I want to represent the bacterial taxonomy of 110 sequenced samples at once using barplots command
qiime taxa barplot
--i-table table.qza
--i-taxonomy taxonomy.qza
--m-metadata-file sample-metadata.tsv
--o-visualization taxa-bar-plots.qzv
I'm a beginner in writing script. Instead of repeating the command for each sample i want to execute a script to represent the bacterial taxonomy of all the samples in one barplot using the following command.
the table.qza file for each sample is located in this directory /scratch2/PICK_OTUS
the taxonomy.qza file for each sample is located in this directory /scratch2/Assign_TAX
the metadata file is located in this directory /scratch2/MAP_T
i will generate the output in the current directory.
Please help me to write a script to represent the bacterial taxonomy of 110 samples in one barplot.
I'm confused here. The table.qza should have all the 110 samples, shouldn't it? So if you plot it, shouldn't it plot the bar plots for all the samples?
Or am I missing something here?
EDIT: or do you have 110 different sequencing runs?
Total samples analyzed 110
i generated for each sample table.qza and taxonomy.qza files
i would like to run a script to execute the command barplots taking into consideration for each sample table.qza and taxonomy.qza files and to merge results for 110 samples in one barplot.
I think one table.qza file will have all the data from all the samples. For example look at slide 95 here The output is a barplot of all the samples by just running the commands once.
Did you try running the barplot commands? What do you get?
I tried barplot command for one sample . I obtained the corresponding representation of bacterial taxa.
i have 110 table.qza and 110 taxonomy.qza files.
You want to merge your tables and taxonomy. You may find qiime feature-table merge and qiime feature-table merge-taxa useful.
However, I strong recommend looking at how you constructed your per-sample tables. Did you merge all your sequences, generate a table, and then split it up? Or, did you generate each one by one? If its the later, how did you generate your features?
If you've done de novo clustering, there is no point in combining your tables. De novo clustering requires you to have a common set of clusters; this can be done if you process all the samples together; if you do it on a per-sample basis, there is no point of comparison because there's no guarantee that you have common features.

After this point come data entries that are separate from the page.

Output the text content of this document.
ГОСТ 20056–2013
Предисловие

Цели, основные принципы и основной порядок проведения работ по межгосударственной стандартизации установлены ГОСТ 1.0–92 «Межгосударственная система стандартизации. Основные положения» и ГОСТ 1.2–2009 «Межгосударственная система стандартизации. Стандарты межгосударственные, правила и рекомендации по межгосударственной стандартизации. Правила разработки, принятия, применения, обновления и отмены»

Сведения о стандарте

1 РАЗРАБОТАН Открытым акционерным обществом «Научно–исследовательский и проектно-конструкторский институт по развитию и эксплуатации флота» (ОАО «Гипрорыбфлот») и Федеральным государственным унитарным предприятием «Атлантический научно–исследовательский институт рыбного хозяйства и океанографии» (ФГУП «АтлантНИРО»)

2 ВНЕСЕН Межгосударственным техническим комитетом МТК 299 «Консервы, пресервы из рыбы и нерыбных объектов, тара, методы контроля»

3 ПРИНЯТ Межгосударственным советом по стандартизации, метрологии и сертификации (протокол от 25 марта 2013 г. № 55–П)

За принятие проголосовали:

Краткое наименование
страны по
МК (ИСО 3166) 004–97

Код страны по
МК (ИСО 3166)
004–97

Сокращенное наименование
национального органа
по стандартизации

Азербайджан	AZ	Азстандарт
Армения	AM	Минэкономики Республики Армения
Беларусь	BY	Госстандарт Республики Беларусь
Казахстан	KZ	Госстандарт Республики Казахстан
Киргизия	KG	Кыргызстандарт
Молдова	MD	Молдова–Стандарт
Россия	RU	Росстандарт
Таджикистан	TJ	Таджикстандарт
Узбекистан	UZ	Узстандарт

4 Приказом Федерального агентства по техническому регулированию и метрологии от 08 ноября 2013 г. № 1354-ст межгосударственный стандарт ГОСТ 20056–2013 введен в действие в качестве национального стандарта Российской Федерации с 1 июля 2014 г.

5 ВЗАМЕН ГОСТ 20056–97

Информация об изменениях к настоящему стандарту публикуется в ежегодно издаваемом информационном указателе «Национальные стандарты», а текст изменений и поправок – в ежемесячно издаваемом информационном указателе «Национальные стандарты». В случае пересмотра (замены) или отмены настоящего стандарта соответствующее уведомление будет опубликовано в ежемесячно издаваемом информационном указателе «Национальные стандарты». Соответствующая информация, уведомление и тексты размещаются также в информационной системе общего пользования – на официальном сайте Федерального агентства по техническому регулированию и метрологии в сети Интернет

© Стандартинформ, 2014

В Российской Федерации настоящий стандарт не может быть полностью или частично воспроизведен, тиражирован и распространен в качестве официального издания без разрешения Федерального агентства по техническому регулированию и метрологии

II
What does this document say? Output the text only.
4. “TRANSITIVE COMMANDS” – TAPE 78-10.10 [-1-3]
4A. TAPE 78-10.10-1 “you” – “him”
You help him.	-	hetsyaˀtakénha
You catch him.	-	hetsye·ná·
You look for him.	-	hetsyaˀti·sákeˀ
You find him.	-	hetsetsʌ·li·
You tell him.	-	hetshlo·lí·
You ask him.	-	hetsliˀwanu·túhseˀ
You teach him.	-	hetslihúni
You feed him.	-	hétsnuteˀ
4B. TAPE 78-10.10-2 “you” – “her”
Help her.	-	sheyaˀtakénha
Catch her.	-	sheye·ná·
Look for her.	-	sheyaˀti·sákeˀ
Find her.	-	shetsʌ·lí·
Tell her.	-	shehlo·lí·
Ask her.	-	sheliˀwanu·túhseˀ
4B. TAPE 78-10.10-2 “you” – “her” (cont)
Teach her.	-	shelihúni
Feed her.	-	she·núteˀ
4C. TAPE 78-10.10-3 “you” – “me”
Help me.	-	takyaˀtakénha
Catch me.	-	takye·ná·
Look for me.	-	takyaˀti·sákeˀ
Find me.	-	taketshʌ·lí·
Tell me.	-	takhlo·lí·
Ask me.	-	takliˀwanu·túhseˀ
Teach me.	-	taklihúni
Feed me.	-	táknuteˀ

I would recommend that, at a minimum, you go back and process the samples together. I would actually also encourage you to consider denoising over OTU clustering, because it gives you a higher resolution result.
Leaving aside any person opinions on OTUs, ASVs, and what you should be doing, my recommendation is that you import all your samples together as sequences, and then process them through your pipeline of choice in the same way.